OpenAI has partnered with Scale to provide customization of OpenAI’s GPT-3.5 Turbo model which was recently made available for fine-tuning.
Scale helps companies create custom AI products with a strong focus on machine learning, data set creation, and labeling.
The performance that a fine-tuned version of GPT-3.5 Turbo offers makes it an appealing prospect for companies looking to build their own AI platforms. But the fine-tuning process can be challenging.
This is why OpenAI says it’s partnering with Scale “given their experience helping enterprises securely and effectively leverage data for AI.”
OpenAI COO, Brad Lightcap, said, “Scale extends our ability to bring the power of fine-tuning to more companies, building on their enterprise AI experience to help businesses better apply OpenAI models for their unique needs.”
— OpenAI (@OpenAI) August 24, 2023
Scale illustrated the opportunity that fine-tuning GPT-3.5 presents by pointing to the results the company achieved with one of its financial services clients called Brex.

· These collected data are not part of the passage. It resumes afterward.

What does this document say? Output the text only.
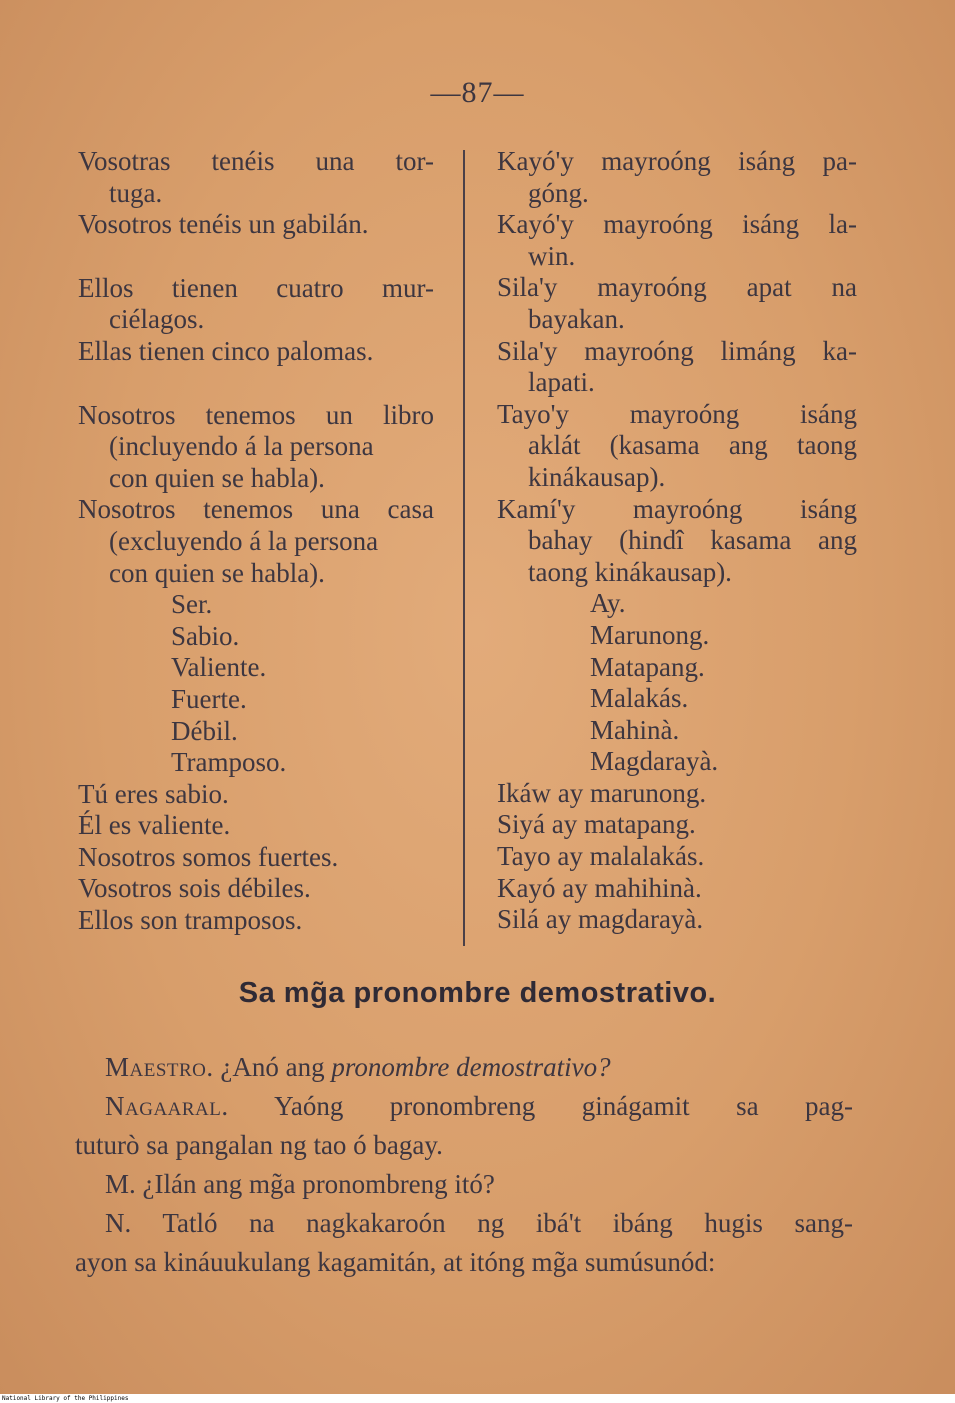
—87—
Vosotras tenéis una tor-
tuga.
Vosotros tenéis un gabilán.
Ellos tienen cuatro mur-
ciélagos.
Ellas tienen cinco palomas.
Nosotros tenemos un libro
(incluyendo á la persona
con quien se habla).
Nosotros tenemos una casa
(excluyendo á la persona
con quien se habla).
Ser.
Sabio.
Valiente.
Fuerte.
Débil.
Tramposo.
Tú eres sabio.
Él es valiente.
Nosotros somos fuertes.
Vosotros sois débiles.
Ellos son tramposos.
Kayó'y mayroóng isáng pa-
góng.
Kayó'y mayroóng isáng la-
win.
Sila'y mayroóng apat na
bayakan.
Sila'y mayroóng limáng ka-
lapati.
Tayo'y mayroóng isáng
aklát (kasama ang taong
kinákausap).
Kamí'y mayroóng isáng
bahay (hindî kasama ang
taong kinákausap).
Ay.
Marunong.
Matapang.
Malakás.
Mahinà.
Magdarayà.
Ikáw ay marunong.
Siyá ay matapang.
Tayo ay malalakás.
Kayó ay mahihinà.
Silá ay magdarayà.
Sa mg̃a pronombre demostrativo.
Maestro. ¿Anó ang pronombre demostrativo?
Nagaaral. Yaóng pronombreng ginágamit sa pag-
tuturò sa pangalan ng tao ó bagay.
M. ¿Ilán ang mg̃a pronombreng itó?
N. Tatló na nagkakaroón ng ibá't ibáng hugis sang-
ayon sa kináuukulang kagamitán, at itóng mg̃a sumúsunód:
National Library of the Philippines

In its blog post Scale said, “By using the GPT-3.5 fine-tuning API on Brex data annotated with Scale’s Data Engine, we saw that the fine-tuned GPT-3.5 model outperformed the stock GPT-3.5 turbo model 66% of the time.”
The CEO of Brex said that using a fine-tuned GPT-3.5 “has been a game changer for us, enabling us to deliver high-quality AI experiences, comparable to GPT-4, with much lower cost and lower latency.”

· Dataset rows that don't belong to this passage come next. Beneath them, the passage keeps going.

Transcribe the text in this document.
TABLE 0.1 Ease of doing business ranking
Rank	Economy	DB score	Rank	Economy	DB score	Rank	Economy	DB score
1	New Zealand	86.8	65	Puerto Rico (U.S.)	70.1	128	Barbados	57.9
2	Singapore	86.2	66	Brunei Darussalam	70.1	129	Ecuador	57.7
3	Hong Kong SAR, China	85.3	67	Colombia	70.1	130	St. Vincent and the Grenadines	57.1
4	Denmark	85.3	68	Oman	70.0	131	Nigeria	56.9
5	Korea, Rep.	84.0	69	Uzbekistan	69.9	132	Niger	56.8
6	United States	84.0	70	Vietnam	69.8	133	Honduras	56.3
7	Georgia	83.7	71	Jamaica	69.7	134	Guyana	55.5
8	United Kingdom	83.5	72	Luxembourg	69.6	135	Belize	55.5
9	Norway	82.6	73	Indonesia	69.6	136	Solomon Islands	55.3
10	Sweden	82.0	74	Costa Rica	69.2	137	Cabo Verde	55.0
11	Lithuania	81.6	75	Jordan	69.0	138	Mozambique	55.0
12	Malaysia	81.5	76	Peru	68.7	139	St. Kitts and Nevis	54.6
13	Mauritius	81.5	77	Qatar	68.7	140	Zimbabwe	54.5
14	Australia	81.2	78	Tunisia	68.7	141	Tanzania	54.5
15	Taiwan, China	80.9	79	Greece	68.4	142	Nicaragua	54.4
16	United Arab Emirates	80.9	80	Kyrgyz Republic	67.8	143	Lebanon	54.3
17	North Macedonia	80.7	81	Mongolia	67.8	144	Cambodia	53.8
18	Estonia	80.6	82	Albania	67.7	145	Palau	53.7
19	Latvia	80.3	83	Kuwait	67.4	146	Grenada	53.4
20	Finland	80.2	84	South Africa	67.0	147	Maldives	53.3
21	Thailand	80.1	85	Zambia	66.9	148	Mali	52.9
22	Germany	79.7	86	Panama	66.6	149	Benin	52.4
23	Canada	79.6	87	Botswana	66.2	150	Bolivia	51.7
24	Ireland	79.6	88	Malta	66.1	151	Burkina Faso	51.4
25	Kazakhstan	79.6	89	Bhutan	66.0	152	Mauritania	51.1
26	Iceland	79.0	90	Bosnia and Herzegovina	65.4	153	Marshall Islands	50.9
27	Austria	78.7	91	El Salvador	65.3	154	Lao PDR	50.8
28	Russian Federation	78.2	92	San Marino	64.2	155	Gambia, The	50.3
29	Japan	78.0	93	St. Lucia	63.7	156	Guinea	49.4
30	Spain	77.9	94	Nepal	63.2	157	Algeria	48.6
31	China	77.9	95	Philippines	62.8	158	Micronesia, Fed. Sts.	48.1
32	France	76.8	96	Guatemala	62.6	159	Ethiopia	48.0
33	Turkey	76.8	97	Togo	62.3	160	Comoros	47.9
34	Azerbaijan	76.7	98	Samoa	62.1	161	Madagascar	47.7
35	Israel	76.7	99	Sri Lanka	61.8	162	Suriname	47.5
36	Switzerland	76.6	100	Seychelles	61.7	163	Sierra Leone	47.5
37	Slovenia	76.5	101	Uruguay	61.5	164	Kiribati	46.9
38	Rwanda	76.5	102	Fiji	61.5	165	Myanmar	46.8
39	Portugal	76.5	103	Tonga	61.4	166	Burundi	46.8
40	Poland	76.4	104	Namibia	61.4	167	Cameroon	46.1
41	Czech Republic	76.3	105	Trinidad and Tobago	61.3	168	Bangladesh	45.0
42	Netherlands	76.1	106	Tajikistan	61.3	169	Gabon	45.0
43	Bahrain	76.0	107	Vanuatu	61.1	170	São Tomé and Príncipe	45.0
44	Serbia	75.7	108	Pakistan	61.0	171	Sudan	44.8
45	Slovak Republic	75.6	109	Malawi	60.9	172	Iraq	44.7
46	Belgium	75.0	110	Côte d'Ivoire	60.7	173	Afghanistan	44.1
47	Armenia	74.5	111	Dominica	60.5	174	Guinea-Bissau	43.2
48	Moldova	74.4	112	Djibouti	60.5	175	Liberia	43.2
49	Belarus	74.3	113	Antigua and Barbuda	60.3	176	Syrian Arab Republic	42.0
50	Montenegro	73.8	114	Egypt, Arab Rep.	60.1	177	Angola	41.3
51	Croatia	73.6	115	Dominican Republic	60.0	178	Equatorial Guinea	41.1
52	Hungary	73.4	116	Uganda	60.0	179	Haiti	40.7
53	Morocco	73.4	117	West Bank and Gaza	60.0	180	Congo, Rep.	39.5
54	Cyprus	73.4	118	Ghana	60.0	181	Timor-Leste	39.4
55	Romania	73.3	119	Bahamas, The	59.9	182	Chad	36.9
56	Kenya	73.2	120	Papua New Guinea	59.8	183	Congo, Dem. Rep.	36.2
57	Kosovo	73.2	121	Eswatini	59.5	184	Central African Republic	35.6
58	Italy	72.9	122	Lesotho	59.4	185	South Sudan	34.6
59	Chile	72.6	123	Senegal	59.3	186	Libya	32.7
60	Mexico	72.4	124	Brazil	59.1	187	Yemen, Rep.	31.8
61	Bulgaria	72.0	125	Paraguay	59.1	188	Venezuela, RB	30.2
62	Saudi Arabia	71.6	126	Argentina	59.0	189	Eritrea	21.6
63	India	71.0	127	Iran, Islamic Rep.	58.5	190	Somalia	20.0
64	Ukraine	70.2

The performance of OpenAI’s GPT models has never been in question, but the cost to access and run them has. Fine-tuning its models allows for shorter prompts with more efficient responses.
The faster and more accurate performance means that fewer tokens are sent during API calls and that offers an immediate cost saving over the base models.

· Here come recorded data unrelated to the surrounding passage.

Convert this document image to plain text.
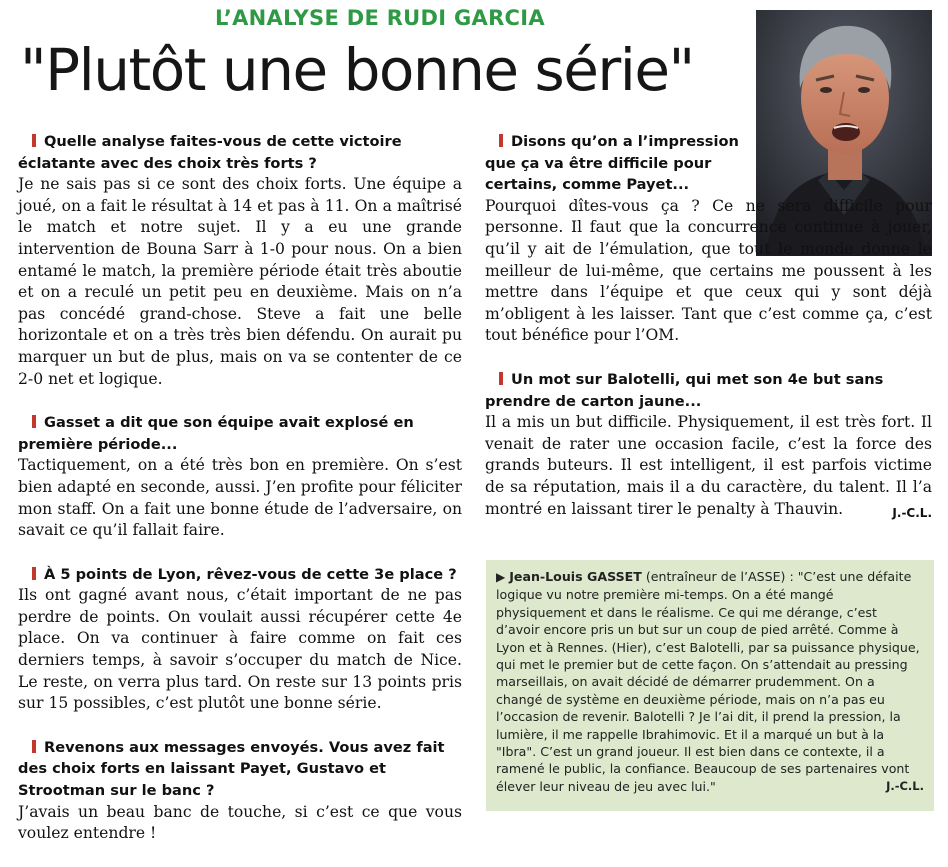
L’ANALYSE DE RUDI GARCIA
"Plutôt une bonne série"

Quelle analyse faites-vous de cette victoire éclatante avec des choix très forts ?

Je ne sais pas si ce sont des choix forts. Une équipe a joué, on a fait le résultat à 14 et pas à 11. On a maîtrisé le match et notre sujet. Il y a eu une grande intervention de Bouna Sarr à 1-0 pour nous. On a bien entamé le match, la première période était très aboutie et on a reculé un petit peu en deuxième. Mais on n’a pas concédé grand-chose. Steve a fait une belle horizontale et on a très très bien défendu. On aurait pu marquer un but de plus, mais on va se contenter de ce 2-0 net et logique.

Gasset a dit que son équipe avait explosé en première période...

Tactiquement, on a été très bon en première. On s’est bien adapté en seconde, aussi. J’en profite pour féliciter mon staff. On a fait une bonne étude de l’adversaire, on savait ce qu’il fallait faire.

À 5 points de Lyon, rêvez-vous de cette 3e place ?

Ils ont gagné avant nous, c’était important de ne pas perdre de points. On voulait aussi récupérer cette 4e place. On va continuer à faire comme on fait ces derniers temps, à savoir s’occuper du match de Nice. Le reste, on verra plus tard. On reste sur 13 points pris sur 15 possibles, c’est plutôt une bonne série.

Revenons aux messages envoyés. Vous avez fait des choix forts en laissant Payet, Gustavo et Strootman sur le banc ?

J’avais un beau banc de touche, si c’est ce que vous voulez entendre !

Disons qu’on a l’impression que ça va être difficile pour certains, comme Payet...

Pourquoi dîtes-vous ça ? Ce ne sera difficile pour personne. Il faut que la concurrence continue à jouer, qu’il y ait de l’émulation, que tout le monde donne le meilleur de lui-même, que certains me poussent à les mettre dans l’équipe et que ceux qui y sont déjà m’obligent à les laisser. Tant que c’est comme ça, c’est tout bénéfice pour l’OM.

Un mot sur Balotelli, qui met son 4e but sans prendre de carton jaune...

Il a mis un but difficile. Physiquement, il est très fort. Il venait de rater une occasion facile, c’est la force des grands buteurs. Il est intelligent, il est parfois victime de sa réputation, mais il a du caractère, du talent. Il l’a montré en laissant tirer le penalty à Thauvin.	J.-C.L.

▶ Jean-Louis GASSET (entraîneur de l’ASSE) : "C’est une défaite logique vu notre première mi-temps. On a été mangé physiquement et dans le réalisme. Ce qui me dérange, c’est d’avoir encore pris un but sur un coup de pied arrêté. Comme à Lyon et à Rennes. (Hier), c’est Balotelli, par sa puissance physique, qui met le premier but de cette façon. On s’attendait au pressing marseillais, on avait décidé de démarrer prudemment. On a changé de système en deuxième période, mais on n’a pas eu l’occasion de revenir. Balotelli ? Je l’ai dit, il prend la pression, la lumière, il me rappelle Ibrahimovic. Et il a marqué un but à la "Ibra". C’est un grand joueur. Il est bien dans ce contexte, il a ramené le public, la confiance. Beaucoup de ses partenaires vont élever leur niveau de jeu avec lui."	J.-C.L.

While Meta continues to dish out its models for free, the cost-to-performance ratio may still make OpenAI’s paid offering a better buy.
The privacy and security of data is still a sticking point for a lot of companies though. And in its announcement of the partnership OpenAI again said that “As always, data sent in and out of the fine-tuning API is owned by the customer and is not used by OpenAI, or any other organization, to train other models.”
If companies don’t buy that refrain then OpenAI is going to have to rethink its proprietary approach to its models. OpenAI will need to find a way to offer secure, private versions of its GPT models that can run locally.